John McCain proudly announced the newest member of his staff this week. Michael Goldfarb, online editor for the neocon magazine The Weekly Standard, is his new Deputy Communications Director.
Last April, Goldfarb wrote the following about the powers he thinks the U.S. president possesses:
“The framers… sought an energetic executive with near dictatorial power in pursuing foreign policy and war.”
Oh, really? The Founders wanted a president with “near dictatorial” power?

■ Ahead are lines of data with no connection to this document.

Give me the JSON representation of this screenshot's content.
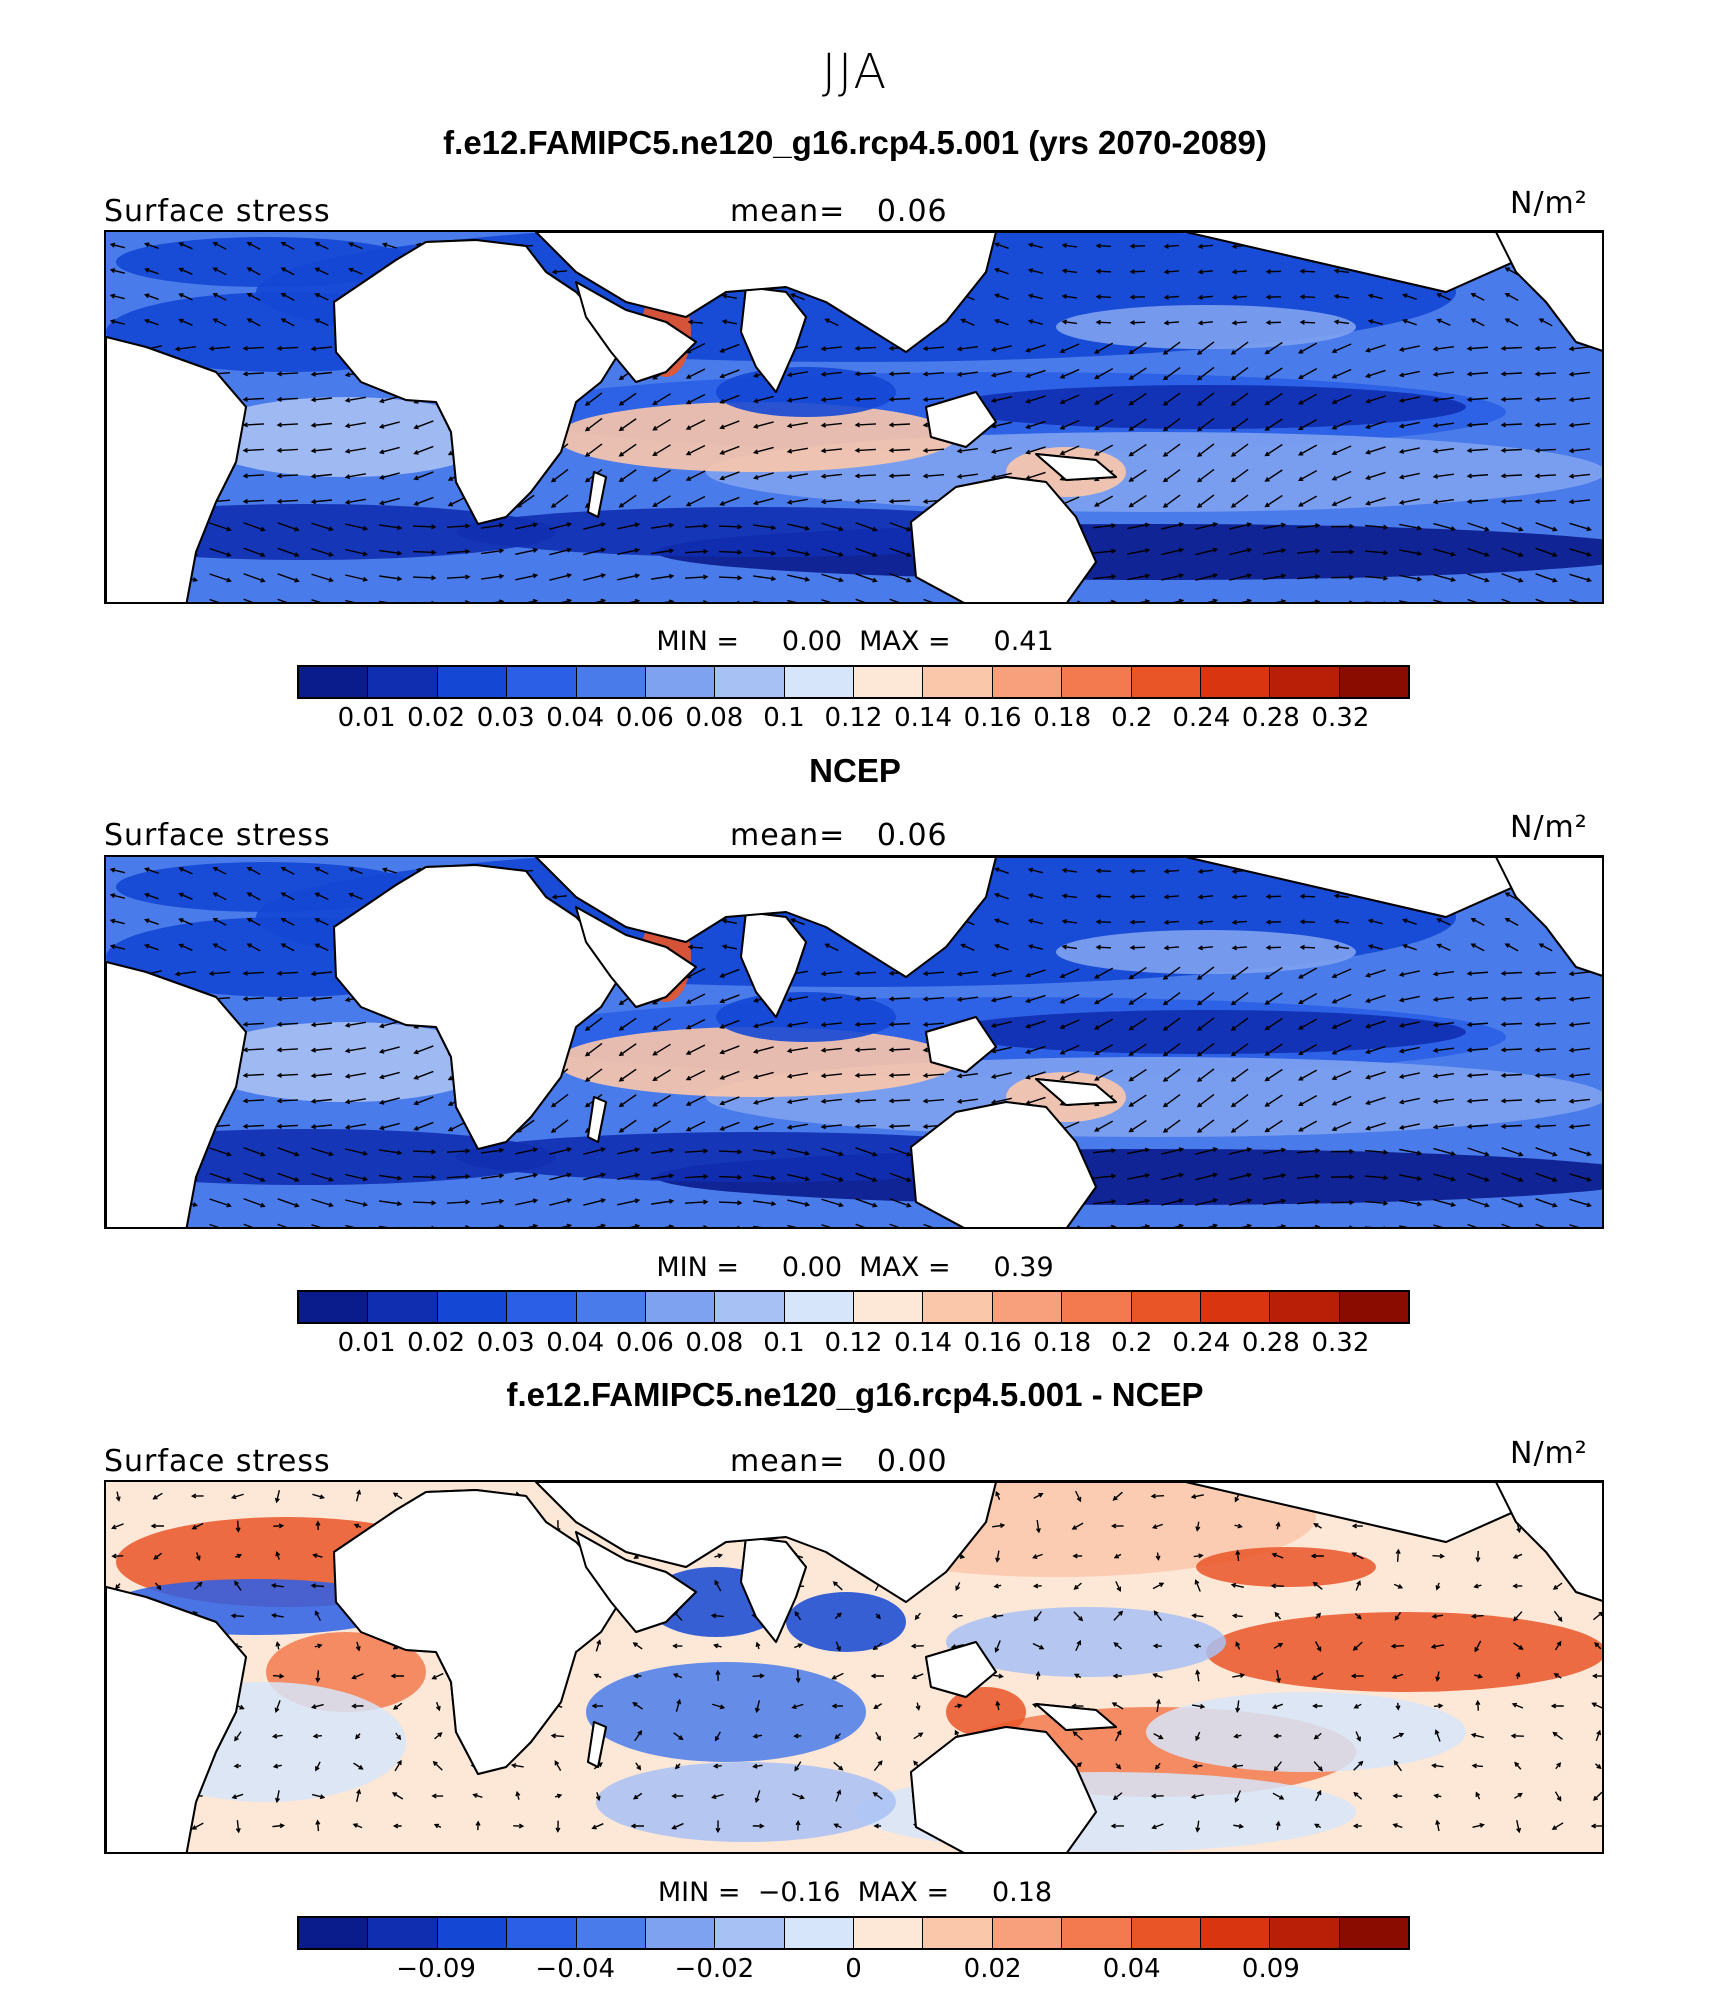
{
  "figure": {
    "season": "JJA"
  },
  "panels": [
    {
      "title": "f.e12.FAMIPC5.ne120_g16.rcp4.5.001 (yrs 2070-2089)",
      "variable": "Surface stress",
      "mean": "mean=   0.06",
      "units": "N/m²",
      "minmax": "MIN =     0.00  MAX =     0.41",
      "colorbar": {
        "labels": [
          "0.01",
          "0.02",
          "0.03",
          "0.04",
          "0.06",
          "0.08",
          "0.1",
          "0.12",
          "0.14",
          "0.16",
          "0.18",
          "0.2",
          "0.24",
          "0.28",
          "0.32"
        ],
        "colors": [
          "#0a1b8c",
          "#0f2fb0",
          "#1447d4",
          "#2a5fe6",
          "#4a7bea",
          "#7ea2f0",
          "#a8c1f4",
          "#d6e5fa",
          "#fde7d7",
          "#fbc7ab",
          "#f7a07b",
          "#f27a4e",
          "#ea5528",
          "#d93510",
          "#b81f06",
          "#8a0b00"
        ]
      }
    },
    {
      "title": "NCEP",
      "variable": "Surface stress",
      "mean": "mean=   0.06",
      "units": "N/m²",
      "minmax": "MIN =     0.00  MAX =     0.39",
      "colorbar": {
        "labels": [
          "0.01",
          "0.02",
          "0.03",
          "0.04",
          "0.06",
          "0.08",
          "0.1",
          "0.12",
          "0.14",
          "0.16",
          "0.18",
          "0.2",
          "0.24",
          "0.28",
          "0.32"
        ],
        "colors": [
          "#0a1b8c",
          "#0f2fb0",
          "#1447d4",
          "#2a5fe6",
          "#4a7bea",
          "#7ea2f0",
          "#a8c1f4",
          "#d6e5fa",
          "#fde7d7",
          "#fbc7ab",
          "#f7a07b",
          "#f27a4e",
          "#ea5528",
          "#d93510",
          "#b81f06",
          "#8a0b00"
        ]
      }
    },
    {
      "title": "f.e12.FAMIPC5.ne120_g16.rcp4.5.001 - NCEP",
      "variable": "Surface stress",
      "mean": "mean=   0.00",
      "units": "N/m²",
      "minmax": "MIN =  −0.16  MAX =     0.18",
      "colorbar": {
        "labels": [
          "−0.09",
          "−0.04",
          "−0.02",
          "0",
          "0.02",
          "0.04",
          "0.09"
        ],
        "colors": [
          "#0a1b8c",
          "#0f2fb0",
          "#1447d4",
          "#2a5fe6",
          "#4a7bea",
          "#7ea2f0",
          "#a8c1f4",
          "#d6e5fa",
          "#fde7d7",
          "#fbc7ab",
          "#f7a07b",
          "#f27a4e",
          "#ea5528",
          "#d93510",
          "#b81f06",
          "#8a0b00"
        ]
      }
    }
  ],
  "chart_data": [
    {
      "type": "heatmap",
      "title": "f.e12.FAMIPC5.ne120_g16.rcp4.5.001 (yrs 2070-2089)",
      "variable": "Surface stress",
      "units": "N/m2",
      "mean": 0.06,
      "min": 0.0,
      "max": 0.41
    },
    {
      "type": "heatmap",
      "title": "NCEP",
      "variable": "Surface stress",
      "units": "N/m2",
      "mean": 0.06,
      "min": 0.0,
      "max": 0.39
    },
    {
      "type": "heatmap",
      "title": "f.e12.FAMIPC5.ne120_g16.rcp4.5.001 - NCEP",
      "variable": "Surface stress",
      "units": "N/m2",
      "mean": 0.0,
      "min": -0.16,
      "max": 0.18
    }
  ]
}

Responds liberal journalist Glenn Greenwald of Salon.com:
“Until the Bill Kristols and John Yoos and other authoritarians of that strainentered the political mainstream, I never heard of prominent Americans who describe the power that they want to vest in our political leaders as ‘near dictatorial.’ Anyone with an even passing belief in American political values would consider the word ‘dictatorial’ — at least rhetorically, if not substantively — to define that which we avoid at all costs, not something which we seek, embrace and celebrate.
“And the very idea that the Founders — whose principal concern was how to avoid consolidated power in any one person — sought to vest ‘near dictatorial power’ in the president is too perverse for words. But that’s been the core ‘principle’ driving the destructive radicalism of the last seven years, and it’s an extremist view that is obviously welcomed at the highest levels of the McCain campaign.”
Goldfarb has also endorsed torture techniques such as beatings and waterboarding, and has called for amnesty for corporations which assist the government in knowingly and illegally spying upon Americans without warrants.
But of course, that’s what you’d expect from the spokesman for a “near dictator,” right?